I nostri ragazzi: recensione del film di Ivano De Matteo

Ivano De Matteo torna, dopo Gli Equilibristi, con una libera trasposizione del romanzo La cena di Herman Koch, con un linguaggio e un’estetica più maturi – da notare il lavoro sull’immagine e la valenza espressiva degli ambienti. Dimostra di saper controllare una materia narrativa complessa e un cast corale, di saper sorprendere e di non temere giudizi. Ma nel far ciò, perde un po’ d’originalità e della verace compartecipazione che aveva reso vibrante il suo precedente lavoro.

 

Ne I nostri ragazzi Massimo (Alessandro Gassmann) e Paolo (Luigi Lo Cascio) sono fratelli: un avvocato e un chirurgo molto diversi tra loro. Uno vincente, di successo, che sa come va il mondo e vi si adegua. L’altro impegnato a salvare vite di bambini, cercando di fare sempre la cosa giusta. S’incontrano una volta al mese, assieme alle mogli Sofia (Barbora Bobulova) e Clara (Giovanna Mezzogiorno), che si detestano, per una fastidiosa ma irrinunciabile cena di rito.
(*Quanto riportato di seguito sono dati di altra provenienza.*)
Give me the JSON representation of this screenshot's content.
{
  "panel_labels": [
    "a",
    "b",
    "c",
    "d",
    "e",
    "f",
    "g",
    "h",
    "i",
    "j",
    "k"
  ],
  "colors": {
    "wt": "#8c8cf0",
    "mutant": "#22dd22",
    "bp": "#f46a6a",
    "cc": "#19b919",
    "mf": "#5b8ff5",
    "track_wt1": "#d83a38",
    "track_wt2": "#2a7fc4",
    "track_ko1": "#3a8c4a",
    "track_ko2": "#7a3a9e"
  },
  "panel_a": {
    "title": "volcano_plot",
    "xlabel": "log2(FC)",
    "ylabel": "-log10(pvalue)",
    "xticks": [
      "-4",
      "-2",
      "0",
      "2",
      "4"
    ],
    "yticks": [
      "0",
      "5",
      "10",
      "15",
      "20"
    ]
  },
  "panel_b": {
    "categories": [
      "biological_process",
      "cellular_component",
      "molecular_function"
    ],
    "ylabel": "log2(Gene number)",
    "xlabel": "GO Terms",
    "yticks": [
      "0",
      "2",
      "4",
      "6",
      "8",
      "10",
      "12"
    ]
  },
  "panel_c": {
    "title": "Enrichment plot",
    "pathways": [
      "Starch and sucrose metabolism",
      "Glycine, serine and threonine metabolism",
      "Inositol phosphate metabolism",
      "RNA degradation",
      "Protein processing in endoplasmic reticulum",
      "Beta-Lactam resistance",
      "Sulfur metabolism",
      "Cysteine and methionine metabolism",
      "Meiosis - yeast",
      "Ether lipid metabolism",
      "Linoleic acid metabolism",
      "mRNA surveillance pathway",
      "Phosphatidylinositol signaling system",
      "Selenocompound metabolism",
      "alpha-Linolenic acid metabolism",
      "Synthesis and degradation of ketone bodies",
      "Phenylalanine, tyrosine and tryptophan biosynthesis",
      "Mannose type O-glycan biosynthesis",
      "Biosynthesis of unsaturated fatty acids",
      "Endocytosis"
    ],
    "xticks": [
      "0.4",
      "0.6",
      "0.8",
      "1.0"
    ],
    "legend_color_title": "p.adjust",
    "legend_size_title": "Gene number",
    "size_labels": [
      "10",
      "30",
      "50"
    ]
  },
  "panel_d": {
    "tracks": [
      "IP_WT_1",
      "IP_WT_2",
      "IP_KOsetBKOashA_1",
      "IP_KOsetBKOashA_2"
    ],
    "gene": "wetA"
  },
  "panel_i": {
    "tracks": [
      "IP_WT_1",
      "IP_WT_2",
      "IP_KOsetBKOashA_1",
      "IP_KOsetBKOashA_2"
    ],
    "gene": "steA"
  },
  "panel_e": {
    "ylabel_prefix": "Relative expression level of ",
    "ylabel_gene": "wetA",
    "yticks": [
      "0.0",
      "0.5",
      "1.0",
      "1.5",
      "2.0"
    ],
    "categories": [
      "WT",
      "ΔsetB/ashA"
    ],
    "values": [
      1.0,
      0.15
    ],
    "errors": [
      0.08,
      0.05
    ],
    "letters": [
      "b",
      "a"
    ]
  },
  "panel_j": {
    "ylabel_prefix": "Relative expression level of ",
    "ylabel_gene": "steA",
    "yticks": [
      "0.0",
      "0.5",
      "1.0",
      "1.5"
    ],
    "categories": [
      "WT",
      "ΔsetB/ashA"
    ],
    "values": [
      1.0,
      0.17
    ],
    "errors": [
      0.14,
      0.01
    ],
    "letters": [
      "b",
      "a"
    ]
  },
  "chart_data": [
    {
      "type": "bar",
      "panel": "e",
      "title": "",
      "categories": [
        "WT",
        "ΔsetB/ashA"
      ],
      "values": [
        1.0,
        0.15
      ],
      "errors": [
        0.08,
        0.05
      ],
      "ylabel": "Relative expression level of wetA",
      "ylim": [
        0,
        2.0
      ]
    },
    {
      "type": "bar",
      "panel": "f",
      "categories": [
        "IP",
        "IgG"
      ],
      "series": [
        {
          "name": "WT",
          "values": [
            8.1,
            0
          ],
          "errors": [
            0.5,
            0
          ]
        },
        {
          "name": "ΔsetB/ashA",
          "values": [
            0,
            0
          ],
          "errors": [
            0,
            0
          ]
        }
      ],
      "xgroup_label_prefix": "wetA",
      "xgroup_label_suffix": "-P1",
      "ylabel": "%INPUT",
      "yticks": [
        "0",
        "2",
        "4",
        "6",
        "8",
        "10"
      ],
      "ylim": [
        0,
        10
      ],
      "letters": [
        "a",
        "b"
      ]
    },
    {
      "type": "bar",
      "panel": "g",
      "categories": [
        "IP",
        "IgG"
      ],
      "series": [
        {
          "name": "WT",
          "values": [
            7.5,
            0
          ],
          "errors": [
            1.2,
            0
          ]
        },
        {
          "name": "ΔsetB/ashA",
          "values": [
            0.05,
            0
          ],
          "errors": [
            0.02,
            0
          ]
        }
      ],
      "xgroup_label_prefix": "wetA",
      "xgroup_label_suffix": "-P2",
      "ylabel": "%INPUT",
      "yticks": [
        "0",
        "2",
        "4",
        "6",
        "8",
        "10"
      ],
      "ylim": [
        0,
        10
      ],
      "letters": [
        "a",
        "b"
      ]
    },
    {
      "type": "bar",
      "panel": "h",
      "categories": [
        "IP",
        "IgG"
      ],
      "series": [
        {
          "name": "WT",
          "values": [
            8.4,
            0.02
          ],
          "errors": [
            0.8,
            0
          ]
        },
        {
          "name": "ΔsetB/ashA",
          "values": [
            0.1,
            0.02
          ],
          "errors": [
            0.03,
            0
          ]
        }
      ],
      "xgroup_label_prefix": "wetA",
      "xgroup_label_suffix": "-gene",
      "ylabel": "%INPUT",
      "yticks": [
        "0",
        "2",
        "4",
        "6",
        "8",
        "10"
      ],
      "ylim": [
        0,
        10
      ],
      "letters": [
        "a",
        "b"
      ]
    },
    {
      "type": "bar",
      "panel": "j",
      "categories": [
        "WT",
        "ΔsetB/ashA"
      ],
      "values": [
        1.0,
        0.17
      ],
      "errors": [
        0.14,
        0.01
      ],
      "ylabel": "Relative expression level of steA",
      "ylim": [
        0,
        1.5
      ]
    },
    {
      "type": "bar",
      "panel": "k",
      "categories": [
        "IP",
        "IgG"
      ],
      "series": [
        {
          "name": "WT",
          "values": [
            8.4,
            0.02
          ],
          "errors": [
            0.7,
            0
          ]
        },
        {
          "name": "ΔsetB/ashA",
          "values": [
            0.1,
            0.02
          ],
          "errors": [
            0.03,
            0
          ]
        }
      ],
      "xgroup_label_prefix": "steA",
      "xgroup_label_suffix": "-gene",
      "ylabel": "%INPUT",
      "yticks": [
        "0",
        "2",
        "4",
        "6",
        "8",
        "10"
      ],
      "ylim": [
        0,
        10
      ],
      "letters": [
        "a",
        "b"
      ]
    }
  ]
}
Quando le due coppie scoprono che i figli hanno fatto uno grosso sbaglio, entrano in crisi. Cosa faranno? Proteggeranno i ragazzi dalle conseguenze del loro gesto? A quale prezzo?

Se Il capitale umano di Virzì ci ha mostrato l’Italia attraverso gli scheletri nell’armadio, la pochezza e l’inadeguatezza, anche affettiva, della ricca borghesia del nord, visti sfociare nei comportamenti fuori controllo dei suoi giovani rampolli, I nostri ragazzi – vincitore del Label Europa Cinemas al miglior film europeo delle Giornate degli Autori, a Venezia – fa in parte qualcosa di simile, ambientando però il tutto nella Roma alto borghese. I protagonisti sono adolescenti senza punti di riferimento (Rosabell Laurenti Sellers e Jacopo Olmo Antinori), con genitori iperprotettivi non in grado di educarli, né di comunicare con loro, ma solo di tenerli a riparo da responsabilità e frustrazioni.

Adolescenti che covano rabbia e noia; ma anche adulti in difficoltà, che non conoscono davvero se stessi, né chi gli è vicino. Un universo di vuoti e mancanze che una lussuosa quotidianità non può colmare. E se i vuoti diventano abissi, generano mostri. Il film fa emergere abilmente il volto nascosto di certi ragazzi e adulti di oggi, che non si ha il coraggio di guardare: ipocrita nel migliore dei casi, rabbioso e violento, agghiacciante, nel peggiore. Mostra il perturbante nascosto sotto al tappeto, senza paura di colpire duramente. Le singole vicende umane diventano cifra di una società coi nervi a fior di pelle, il cui spettacolo quotidiano è diventato abitudine.

La sceneggiatura, del regista con Valentina Ferlan, costruisce personaggi che si svelano gradatamente nelle mille sfaccettature della quotidianità- anche se il cambiamento di Paolo appare poco plausibile – sorretti da interpretazioni di livello. Una svolta spiazzante conduce a un finale aperto; i dialoghi, acuti e schietti, non rinunciano a un tocco d’ironia pur nel dramma.